GitHub - kurren/ai-bots-crawlers: Prevent ai bots to crawl a website (Nginx web server)

5 min read Original article ↗

Block AI bots crawlers

Prevent ai bots to crawl a website (Nginx web server).

If you are looking for a solution to prevent AI bots to crawl your website, this approach is combining a robots.txt file and a web server directive.

Please note the following:

  • while robots.txt files are a standard way of communicating to web crawler their's being welcome or not, not all crawlers are behaving accordingly; reports are some crawlers are not.
  • the web server directive you find here is for the NGINX web server, if the web site you are working with is running on Apache this solution is not for you.
  • new AI bots are showing up every day, they may change their name, or indeed implement way to by pass both robots.txt and the web server directive: what works today may not work tomorrow
  • while uploading a robots.txt file should be fairly straightforward, tinkering with a web server is a different matter: you are on your own, if you are not comfortable messing with a web server doon't do it.

Robots.txt

The robotx.txt file you find here should be placed in the root directory of the website you are working with. Use a ftp/sftp tool or command according to your local and server setup.

More info on robots.txt could be found on Google Search Central: https://developers.google.com/search/docs/crawling-indexing/robots/intro

Nginx Configuration

Configuring your Ngnix web server to block AI bots requires you to work on two different bits:

  • a map directive to read http header for know AI bots
  • an if condition that will implement a specific action if one of the AI bot declared in the map directive is found

Map directive

This should be placed into the http block so it applies to all server blocks, this mean it will apply to all domains you may have (provided in each of their conf you add the if condition with the server block).

Depending on your configuration, but most likely than not you should have a nginx.conf file in /etc/nginx/ om your server. So, /etc/nginx/nginx.conf/ is the file you should edit to add the map directive.

You can find an example in the mad directive file of this repository, where you'll have the same list of AI bots also declared in the robots.txt. Please note, there's no need for the two lists to be the same (robots.txt and Ngnix do not really talk to each other), but I guess the whole point is to cover as mamy known AI bots as possible.

A couple of considerations for the map directive.

First, in the following snippet from the code, the $block_ai_bot variable name can be (almost) anything, so you can name it $naughty_agents if you wish. The only thing is you obviously make sure to call that same variable name in the if conditiond

Second, spaces in bots names should be escaped -- either with \s (as in the map directive example provided) or by enclosing them in " quotes.

map $http_user_agent $block_ai_bot { default 0;

(...)

~*SemrushBot-SWA 1; ~*Sidetrade\sindexer\sbot 1;

Bots names are matched no matter the case, this is what ~*BotName is doing.
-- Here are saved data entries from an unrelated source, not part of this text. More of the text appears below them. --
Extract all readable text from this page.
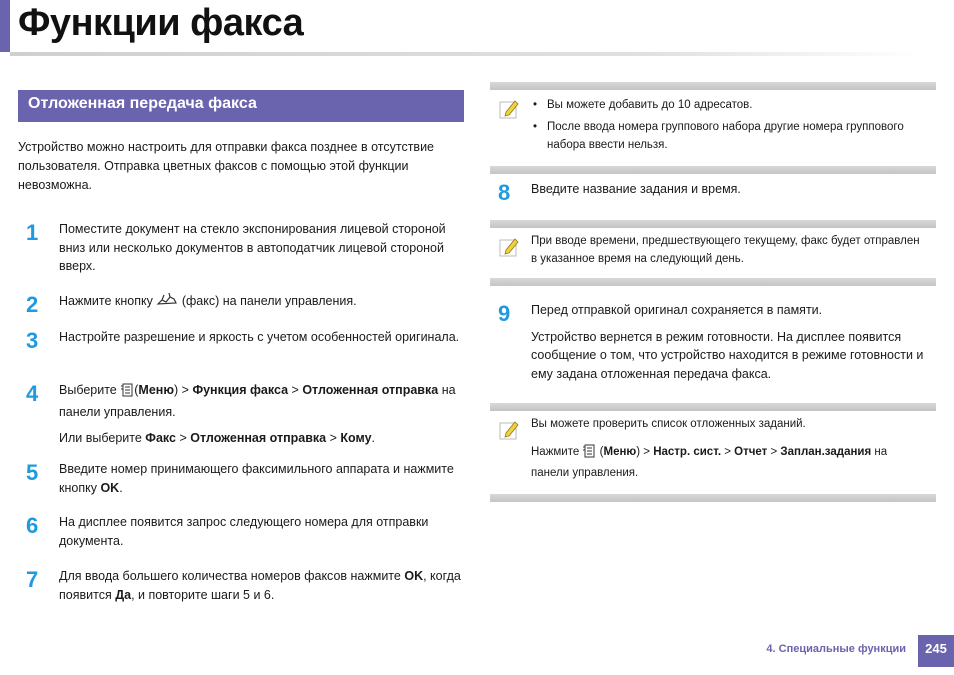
Функции факса
Отложенная передача факса

Устройство можно настроить для отправки факса позднее в отсутствие пользователя. Отправка цветных факсов с помощью этой функции невозможна.

1 Поместите документ на стекло экспонирования лицевой стороной вниз или несколько документов в автоподатчик лицевой стороной вверх.
2 Нажмите кнопку (факс) на панели управления.
3 Настройте разрешение и яркость с учетом особенностей оригинала.
4 Выберите (Меню) > Функция факса > Отложенная отправка на панели управления.

Или выберите Факс > Отложенная отправка > Кому.

5 Введите номер принимающего факсимильного аппарата и нажмите кнопку OK.
6 На дисплее появится запрос следующего номера для отправки документа.
7 Для ввода большего количества номеров факсов нажмите OK, когда появится Да, и повторите шаги 5 и 6.
• Вы можете добавить до 10 адресатов.
• После ввода номера группового набора другие номера группового набора ввести нельзя.
8 Введите название задания и время.

При вводе времени, предшествующего текущему, факс будет отправлен в указанное время на следующий день.

9 Перед отправкой оригинал сохраняется в памяти.

Устройство вернется в режим готовности. На дисплее появится сообщение о том, что устройство находится в режиме готовности и ему задана отложенная передача факса.

Вы можете проверить список отложенных заданий.

Нажмите  (Меню) > Настр. сист. > Отчет > Заплан.задания на панели управления.

4. Специальные функции	245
Should you want for a name to be case sensitive, change it to ~BotName.

If condition

This is the actual implementation, that is this where you specify how the server should respond should it get one of the AI bots listed in the map directive as a http header response.

Now the following bit, should be placed in the server block of each domain you want AI bots to be blocked.
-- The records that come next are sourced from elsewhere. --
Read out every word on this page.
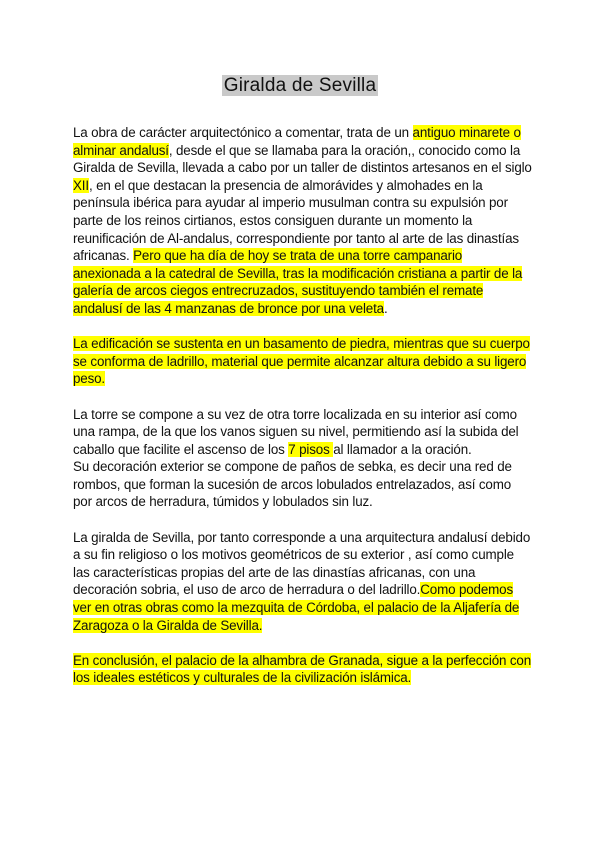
Giralda de Sevilla

La obra de carácter arquitectónico a comentar, trata de un antiguo minarete o alminar andalusí, desde el que se llamaba para la oración,, conocido como la Giralda de Sevilla, llevada a cabo por un taller de distintos artesanos en el siglo XII, en el que destacan la presencia de almorávides y almohades en la península ibérica para ayudar al imperio musulman contra su expulsión por parte de los reinos cirtianos, estos consiguen durante un momento la reunificación de Al-andalus, correspondiente por tanto al arte de las dinastías africanas. Pero que ha día de hoy se trata de una torre campanario anexionada a la catedral de Sevilla, tras la modificación cristiana a partir de la galería de arcos ciegos entrecruzados, sustituyendo también el remate andalusí de las 4 manzanas de bronce por una veleta.

La edificación se sustenta en un basamento de piedra, mientras que su cuerpo se conforma de ladrillo, material que permite alcanzar altura debido a su ligero peso.

La torre se compone a su vez de otra torre localizada en su interior así como una rampa, de la que los vanos siguen su nivel, permitiendo así la subida del caballo que facilite el ascenso de los 7 pisos al llamador a la oración.
Su decoración exterior se compone de paños de sebka, es decir una red de rombos, que forman la sucesión de arcos lobulados entrelazados, así como por arcos de herradura, túmidos y lobulados sin luz.

La giralda de Sevilla, por tanto corresponde a una arquitectura andalusí debido a su fin religioso o los motivos geométricos de su exterior , así como cumple las características propias del arte de las dinastías africanas, con una decoración sobria, el uso de arco de herradura o del ladrillo.Como podemos ver en otras obras como la mezquita de Córdoba, el palacio de la Aljafería de Zaragoza o la Giralda de Sevilla.

En conclusión, el palacio de la alhambra de Granada, sigue a la perfección con los ideales estéticos y culturales de la civilización islámica.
server { if ($block_ai_bot) { return 403; } }

You can see it better in the if condition file in this repository. In the example here, the action is to return a code 403. You may want to return a different code, or do something else (redirect, maybe?) -- your call.
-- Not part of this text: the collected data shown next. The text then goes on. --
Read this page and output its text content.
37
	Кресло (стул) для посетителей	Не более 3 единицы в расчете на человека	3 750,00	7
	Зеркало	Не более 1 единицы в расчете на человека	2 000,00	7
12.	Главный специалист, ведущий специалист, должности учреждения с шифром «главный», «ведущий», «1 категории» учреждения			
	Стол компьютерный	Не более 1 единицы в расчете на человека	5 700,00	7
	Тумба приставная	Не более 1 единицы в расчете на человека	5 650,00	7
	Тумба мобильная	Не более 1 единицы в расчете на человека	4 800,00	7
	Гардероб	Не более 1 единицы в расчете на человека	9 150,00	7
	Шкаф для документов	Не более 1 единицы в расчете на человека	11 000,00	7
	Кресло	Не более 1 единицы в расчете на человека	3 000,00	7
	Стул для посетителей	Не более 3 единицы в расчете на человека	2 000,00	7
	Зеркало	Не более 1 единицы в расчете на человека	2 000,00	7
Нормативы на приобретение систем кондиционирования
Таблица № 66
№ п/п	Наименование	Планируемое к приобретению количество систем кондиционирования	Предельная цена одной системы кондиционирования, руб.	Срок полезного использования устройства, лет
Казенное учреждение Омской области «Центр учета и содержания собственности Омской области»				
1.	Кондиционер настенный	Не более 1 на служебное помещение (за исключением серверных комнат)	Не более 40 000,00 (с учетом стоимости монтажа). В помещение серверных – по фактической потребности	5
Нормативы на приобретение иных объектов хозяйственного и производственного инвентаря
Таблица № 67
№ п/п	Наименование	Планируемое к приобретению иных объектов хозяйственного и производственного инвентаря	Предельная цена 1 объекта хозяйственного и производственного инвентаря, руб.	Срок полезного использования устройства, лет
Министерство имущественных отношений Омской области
Also, in case you are using a static site generator, or CMS, you may need to move the if condition within the location block (that should also be already within the server block.

UPDATED

Thanks to user LinuxBender on Hacker news, I've update the if condition with two more conditions:

  • if ($server_protocol !="HTTP/2.0") { return 444; } # blocking anything not http 2.0 connections
  • if ($http_sec_fetch_mode !~ "^(cors|no-cors|navigate)$") { return 444; } # blocking non-browser requests

also, all reponse codes have been switched to a less friendly 444

Find the comment on HN here: https://news.ycombinator.com/item?id=43058831#43059547

Check syntax and reload

Depending on your Nginx version and/or server operating system, the following commands may not the ones that would do it for you, but before celebrating you should:

  • check for Nginx configruation correctness with sudo nginx -t
  • reload Nginx with sudo systemctl reload nginx

To double check for the solution to work, you may test it from your terminal with:

curl -A "AI bot name" -I https://yourdomain.com

as an example: curl -A "GPTBot" -I https://yourdomain.com

If everything works as it should, you should get something like:

curl: (92) HTTP/2 stream 1 was not closed cleanly: PROTOCOL_ERROR (err 1)

A Warning note

I'm not a computer scientist, neither a sys admin, nor a front/back end developer -- I'm sure there are better ways to achieve the same thing, the solution presented here works for me; use it at your own risk.